Submitted by XBoxBoy on January 13, 2009 - 7:54pm.

SD Realtor wrote:
Eminent domain allows the government to take an asset where a public purpose is served, and it requires that they pay the investor the “fair market value” for it. NCRC claims the fair market value would be about 30-50 percent of the current loan value.

Someone que the lawyers stage right....

XBoxBoy

Submitted by Casca on January 14, 2009 - 9:33am.

"Will they just keep coming up with ideas until one works?"

No, they'll keep coming up with ideas that don't work. Government is not a meritocracy. It is a social club where getting the monkey off your back, and on another's, is the game. Ultimately, the taxpayer will be shovelling the monkey doo.

Submitted by peterb on January 14, 2009 - 9:48am.

The govt is ultimately us. The seperation is an illusion they've created to make you think you're being "saved" by some benevolent power.
This is just another idea that wont work. In order to maintain any type of free market, they must be very careful with their level of intervention. Otherwise it becomes socialized and that's the death of the market. So they can really only make it look like they're helping.

Submitted by cr on January 14, 2009 - 1:55pm.

The author of the article wrote:

It’s not too crazy, no? I mean, if you’re of the opinion that these borrowers should in fact be saved and given back home equity that perhaps they gambled on in the first place. The cost, NCRC estimates, $50-$100 billion.”

And what if you're not of that opinion?

What a terrible idea. And what's the banks say in all this? And who will these private equity buyers be? And what about current housing inventory sitting at unaffordable prices?

This is just another thing the Gov't (and short sighted commentators) fails to understand. Forcing reductions in the value of assets discourages future lending for the purchase of those assets.

Everyone wonders why banks won't lend the bailout money...What do you expect when their own money they lent is being written down on a daily basis.

$50-$100 Billion. Sounds like Bernanke.

Submitted by HereWeGo on January 14, 2009 - 2:31pm.

Insanity.

Submitted by DWCAP on January 14, 2009 - 5:12pm.

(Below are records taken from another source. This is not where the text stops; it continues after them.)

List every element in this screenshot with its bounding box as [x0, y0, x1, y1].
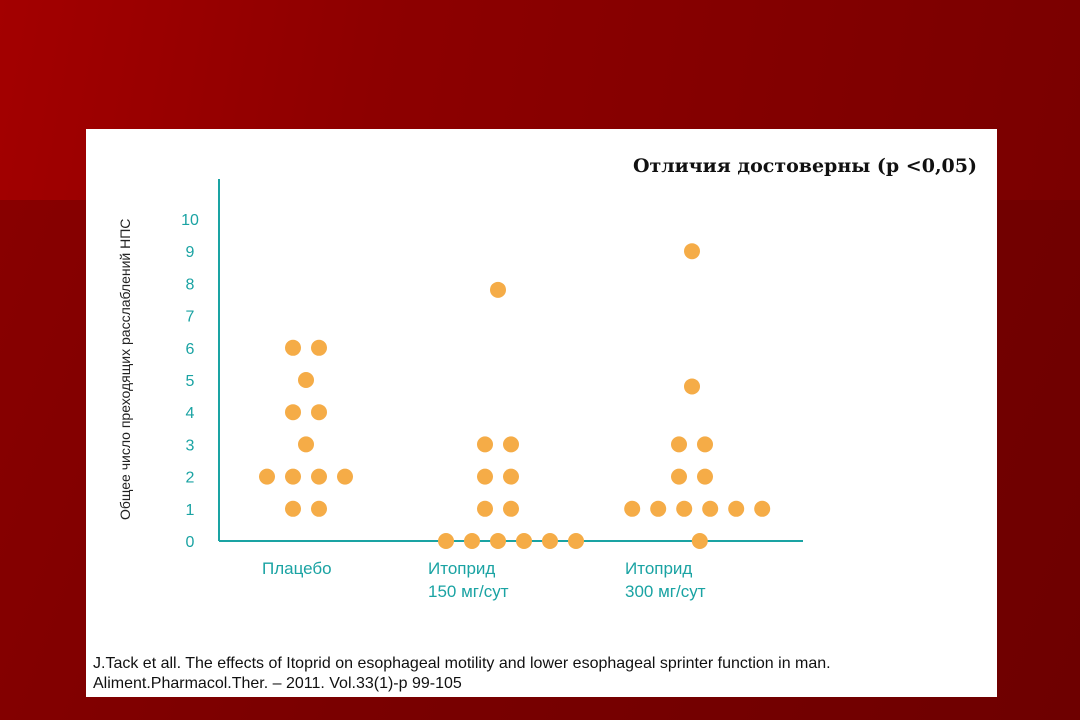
data-point	[697, 436, 713, 453]
x-category-label: Итоприд	[625, 559, 692, 578]
data-point	[285, 404, 301, 421]
y-tick-label: 0	[186, 534, 195, 551]
data-point	[285, 339, 301, 356]
data-point	[503, 436, 519, 453]
data-point	[503, 468, 519, 485]
y-tick-label: 5	[186, 373, 195, 390]
data-point	[311, 468, 327, 485]
data-point	[259, 468, 275, 485]
data-point	[728, 500, 745, 517]
data-point	[477, 436, 493, 453]
data-point	[298, 436, 314, 453]
y-tick-label: 2	[186, 470, 195, 487]
data-point	[438, 533, 454, 549]
data-point	[650, 500, 667, 517]
significance-note: Отличия достоверны (p <0,05)	[632, 155, 977, 177]
x-category-label: 150 мг/сут	[428, 582, 509, 601]
data-point	[490, 281, 506, 298]
dot-plot: 0 1 2 3 4 5 6 7 8 9 10 Плацебо Итоприд 150 мг/сут Итоп…	[181, 179, 803, 601]
data-point	[311, 404, 327, 421]
data-point	[516, 533, 532, 549]
data-point	[671, 468, 687, 485]
y-tick-label: 8	[186, 276, 195, 293]
slide-panel: Отличия достоверны (p <0,05) Общее число…	[86, 129, 997, 697]
data-point	[754, 500, 771, 517]
citation: J.Tack et all. The effects of Itoprid on…	[93, 654, 831, 694]
data-point	[684, 243, 700, 260]
data-point	[684, 378, 700, 395]
data-point	[337, 468, 353, 485]
data-point	[503, 500, 519, 517]
y-tick-label: 4	[186, 405, 195, 422]
y-tick-label: 3	[186, 437, 195, 454]
data-point	[676, 500, 693, 517]
data-point	[477, 468, 493, 485]
y-tick-label: 6	[186, 341, 195, 358]
y-tick-label: 1	[186, 502, 195, 519]
data-point	[671, 436, 687, 453]
data-point	[691, 533, 708, 549]
y-tick-label: 7	[186, 309, 195, 326]
y-tick-label: 10	[181, 212, 199, 229]
citation-line-1: J.Tack et all. The effects of Itoprid on…	[93, 655, 831, 672]
data-point	[477, 500, 493, 517]
data-point	[542, 533, 558, 549]
data-point	[311, 339, 327, 356]
citation-line-2: Aliment.Pharmacol.Ther. – 2011. Vol.33(1…	[93, 675, 462, 692]
data-point	[298, 372, 314, 388]
data-point	[285, 500, 301, 517]
data-point	[464, 533, 480, 549]
data-point	[285, 468, 301, 485]
data-point	[490, 533, 506, 549]
data-point	[624, 500, 641, 517]
data-point	[702, 500, 719, 517]
x-category-label: 300 мг/сут	[625, 582, 706, 601]
x-category-label: Плацебо	[262, 559, 332, 578]
data-point	[568, 533, 584, 549]
data-point	[697, 468, 713, 485]
x-category-label: Итоприд	[428, 559, 495, 578]
y-tick-label: 9	[186, 244, 195, 261]
data-point	[311, 500, 327, 517]
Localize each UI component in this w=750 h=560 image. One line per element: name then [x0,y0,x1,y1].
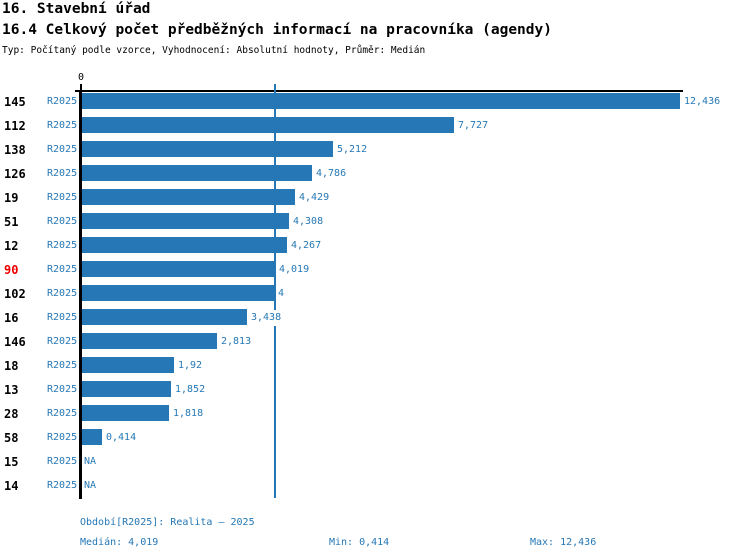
row-bar [82,309,248,325]
row-period-label: R2025 [47,96,78,107]
row-category-label: 12 [4,239,19,253]
row-category-label: 112 [4,119,26,133]
row-category-label: 126 [4,167,26,181]
row-value-label: 5,212 [337,142,368,158]
row-period-label: R2025 [47,144,78,155]
row-bar [82,405,170,421]
row-category-label: 16 [4,311,19,325]
row-value-label: 7,727 [458,118,489,134]
chart-row: 145 R2025 12,436 [0,92,750,116]
row-bar [82,141,333,157]
row-value-label: 1,852 [175,382,206,398]
row-period-label: R2025 [47,408,78,419]
chart-row: 15 R2025 NA [0,452,750,476]
chart-row: 90 R2025 4,019 [0,260,750,284]
row-period-label: R2025 [47,288,78,299]
footer-min-label: Min: 0,414 [329,537,390,548]
row-period-label: R2025 [47,312,78,323]
chart-row: 16 R2025 3,438 [0,308,750,332]
row-category-label: 13 [4,383,19,397]
row-bar [82,333,218,349]
chart-row: 146 R2025 2,813 [0,332,750,356]
row-period-label: R2025 [47,240,78,251]
row-bar [82,261,276,277]
row-value-label: 4 [278,286,285,302]
row-category-label: 28 [4,407,19,421]
row-bar [82,213,290,229]
chart-row: 13 R2025 1,852 [0,380,750,404]
row-bar [82,189,295,205]
footer-max-label: Max: 12,436 [530,537,597,548]
median-reference-line [274,84,276,498]
row-period-label: R2025 [47,216,78,227]
row-period-label: R2025 [47,264,78,275]
chart-row: 58 R2025 0,414 [0,428,750,452]
chart-row: 14 R2025 NA [0,476,750,500]
row-bar [82,237,288,253]
chart-row: 12 R2025 4,267 [0,236,750,260]
row-value-label: 4,786 [316,166,347,182]
row-period-label: R2025 [47,432,78,443]
row-period-label: R2025 [47,456,78,467]
x-axis-zero-label: 0 [77,72,85,83]
row-value-label: 3,438 [251,310,282,326]
row-value-label: 4,267 [291,238,322,254]
row-category-label: 146 [4,335,26,349]
row-bar [82,93,680,109]
row-bar [82,429,102,445]
chart-row: 18 R2025 1,92 [0,356,750,380]
row-value-label: NA [84,478,97,494]
chart-row: 51 R2025 4,308 [0,212,750,236]
row-period-label: R2025 [47,480,78,491]
row-value-label: 12,436 [684,94,721,110]
row-bar [82,165,313,181]
row-value-label: 4,308 [293,214,324,230]
chart-title: 16.4 Celkový počet předběžných informací… [2,22,552,38]
row-value-label: 4,429 [299,190,330,206]
row-period-label: R2025 [47,336,78,347]
row-category-label: 51 [4,215,19,229]
row-period-label: R2025 [47,360,78,371]
x-axis-line [75,90,683,92]
chart-row: 28 R2025 1,818 [0,404,750,428]
row-value-label: 1,92 [178,358,203,374]
chart-row: 126 R2025 4,786 [0,164,750,188]
row-category-label: 90 [4,263,19,277]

So they are gonna take the houses by eminant domain, from the owner I assume, or better known here as the FB. The bank will immediatly have to write off the difference between what they are owed, and whatever the government gives them. 30-50% of bank assets (of the newer, more troubled variety that is. I have a feeling that 150k loan from 1985 is rather safe, even now) suddenly go poof? Are our banks strong enough to take those kinda hits? Arn't we trying to save the banking industry already? Wasnt the original point of the TARP to save the banking industry? How ironic would it be if they used banking industry bailout money to bring down the banks!